How is Easter celebrated in Africa? Easter is a time to remember the crucifixion, death, and resurrection of Jesus Christ. Like in other parts of the world, hundreds of millions of Christians in Africa celebrate their redemption during the Easter season.
In Africa, Easter is celebrated as a main function of the Christian communities. In the Easter Vigil hundreds of people assemble in the church building.
In most parish churches the Easter Vigil is anticipated, because there are no lights, usually beginning at 3pm and finishing at dark, around 6pm.
The church is decorated by Vitenge and Kanga, clothes made up in the form of butterflies, flowers, banana trees etc.
Christian hymns are accompanied by the beating of drums and Kigelegele, the high-pitched sounds made by women.
After the Mass, traditional dances are held outside of the church. Then people return home to continue their celebrations with local food and drinks.
In some parishes the people remain around the church after Mass and sit in their small Christian communities to continue the celebration of eating and drinking, as ceremonial dances and entertainments continue around them.
In Africa, Easter has a social dimension as well as a spiritual one. At Easter families come together. They share special food with Christians and non-Christians indulging in boiled or roasted rice with meat or chicken.
Meat being very scarce and expensive in Africa, the laws of abstinence (not eating meat) does not hold good.
Africa is huge. Its population is more than 1.341 billion in 2020. Nearly one fourth of the population are Christians, and in whichever country where the majority are Christians, we see Easter as a big occasion.
It is a National Holiday:
People get a weekend break, as countries declare it a national holiday. For businesses that work on Saturdays, the employees are free to take breaks on Friday and Monday, but they should report to work on Saturday.
Attending Services in church: All religious Christians make it a point to attend the church services, and most of them happen in early mornings and before the mid day.
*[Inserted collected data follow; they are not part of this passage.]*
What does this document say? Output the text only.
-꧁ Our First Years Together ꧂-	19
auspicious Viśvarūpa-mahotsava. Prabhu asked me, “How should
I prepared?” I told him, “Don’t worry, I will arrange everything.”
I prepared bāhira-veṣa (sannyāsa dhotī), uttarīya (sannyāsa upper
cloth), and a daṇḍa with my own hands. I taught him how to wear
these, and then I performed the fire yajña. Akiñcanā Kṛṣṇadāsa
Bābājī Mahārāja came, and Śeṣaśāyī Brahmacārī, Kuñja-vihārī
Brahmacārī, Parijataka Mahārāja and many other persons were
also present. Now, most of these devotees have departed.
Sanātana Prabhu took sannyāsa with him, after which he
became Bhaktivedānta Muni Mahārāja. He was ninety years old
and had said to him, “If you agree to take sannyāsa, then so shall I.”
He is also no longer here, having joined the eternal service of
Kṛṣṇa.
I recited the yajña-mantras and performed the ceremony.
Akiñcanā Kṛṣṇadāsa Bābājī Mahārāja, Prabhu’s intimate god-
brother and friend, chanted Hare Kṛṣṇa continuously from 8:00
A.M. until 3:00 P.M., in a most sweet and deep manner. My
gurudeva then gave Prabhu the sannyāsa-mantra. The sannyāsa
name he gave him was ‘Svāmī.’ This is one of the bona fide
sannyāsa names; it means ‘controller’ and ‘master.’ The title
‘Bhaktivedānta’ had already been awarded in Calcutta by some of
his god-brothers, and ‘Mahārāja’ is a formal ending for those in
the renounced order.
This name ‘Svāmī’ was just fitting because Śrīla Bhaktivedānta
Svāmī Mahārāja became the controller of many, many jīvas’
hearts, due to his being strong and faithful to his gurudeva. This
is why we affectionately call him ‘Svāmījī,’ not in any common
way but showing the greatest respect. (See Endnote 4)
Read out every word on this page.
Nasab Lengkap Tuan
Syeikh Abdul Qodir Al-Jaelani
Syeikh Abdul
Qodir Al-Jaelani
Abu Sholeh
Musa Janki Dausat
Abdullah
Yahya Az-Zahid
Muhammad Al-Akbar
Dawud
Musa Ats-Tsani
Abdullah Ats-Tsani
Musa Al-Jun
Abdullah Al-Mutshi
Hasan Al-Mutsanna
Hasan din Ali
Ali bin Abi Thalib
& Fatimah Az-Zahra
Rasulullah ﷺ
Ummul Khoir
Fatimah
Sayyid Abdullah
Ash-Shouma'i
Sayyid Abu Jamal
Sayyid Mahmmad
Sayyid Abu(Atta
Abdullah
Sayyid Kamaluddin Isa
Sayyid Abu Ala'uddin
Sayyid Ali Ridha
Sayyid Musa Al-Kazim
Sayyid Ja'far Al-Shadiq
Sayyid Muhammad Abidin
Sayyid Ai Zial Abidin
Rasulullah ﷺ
Party time: This is strictly an activity for those who can afford it. People meet their extended family, relatives and friends and dine together. Barbeque typically features in most get togethers. Some choose to take the long drive and drive outside the city. Since it is a long weekend, travel becomes a natural choice. Some organize family meets at their own place, where social meet up, catching up on old times, lectures and family fun continues.
The following are the most common meal items at this time:
Though the basic celebration of celebrating Easter in Africa is quite similar to Easter celebration in America or Europe, there are some key differences:
The bunny is conspicuously absent in entire African Easter celebrations.
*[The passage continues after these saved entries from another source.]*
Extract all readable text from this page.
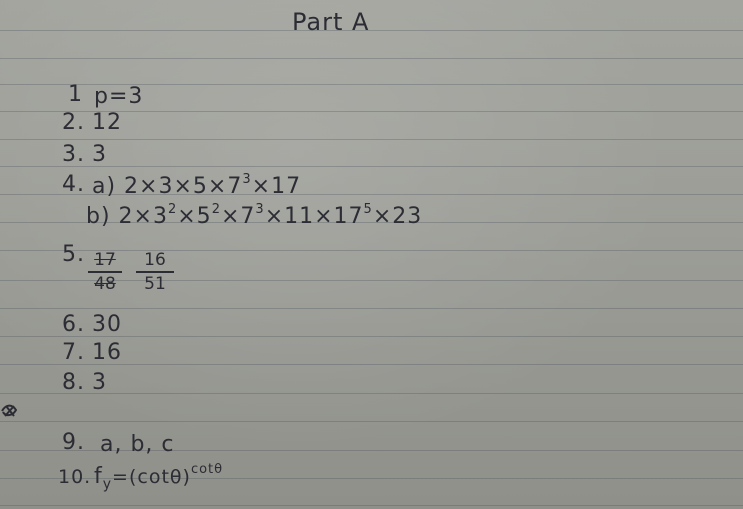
Part A
1 p=3
2. 12
3. 3
4. a) $2\times 3\times 5\times 7^3\times 17$
b) $2\times 3^2\times 5^2\times 7^3\times 11\times 17^5\times 23$
5. 17
48
16
51
6. 30
7. 16
8. 3
9. a, b, c
10. $f_y=(\cot\theta)^{cot\theta}$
No egg treasure hunts. Egg hunts, which is one of the most common activities of Easter celebrations is the west, are not practiced at all in Africa.
No shopping spree. Though family members exchange little gifts on the occasion, it is not marked by any heavy shopping activity, new clothes etc.
Exchanging gifts is quite popular in the African tradition, and it can be seen more in the urban areas. In some cultures, not accepting a gift is taken to be an insult.
Being dressed up in the right attire is a very important activity for the Africans on Easter. Most wear black on Good Friday, to mourn the crucification of Jesus Christ, while white is worn on Easter Sunday, to commemorate the resurrection. Some wear traditional clothing. Churches are also decorated with traditional clothes, and with images of crucifixion and resurrection.
Saturday is not a holiday. In the entire west, Easter break is from Friday till Monday included. In Africa, while Friday and Monday are off, Saturday is a full working day, when people get back to work.
No carnivals or parades. Though there are some small processions, where the priest who carries the Cross is followed by a group of people, there are no celebratory carnivals or parades for the occasion. In some places, however, traditional dances are performed wearing traditional dresses, in front of churches.
Easter month is reasonably warm, and people love to flock to the beaches, Christian or not. The extended weekend provides the added incentive. It has now become a common practice for friends and families to spend their Easter on a beach.
In the KwaZulu-Natal and Limpopo regions of South Africa, Easter celebrations are marked by a traditional African dance. It existed long before the advent of Christianity in South Africa, and has continued over the ages.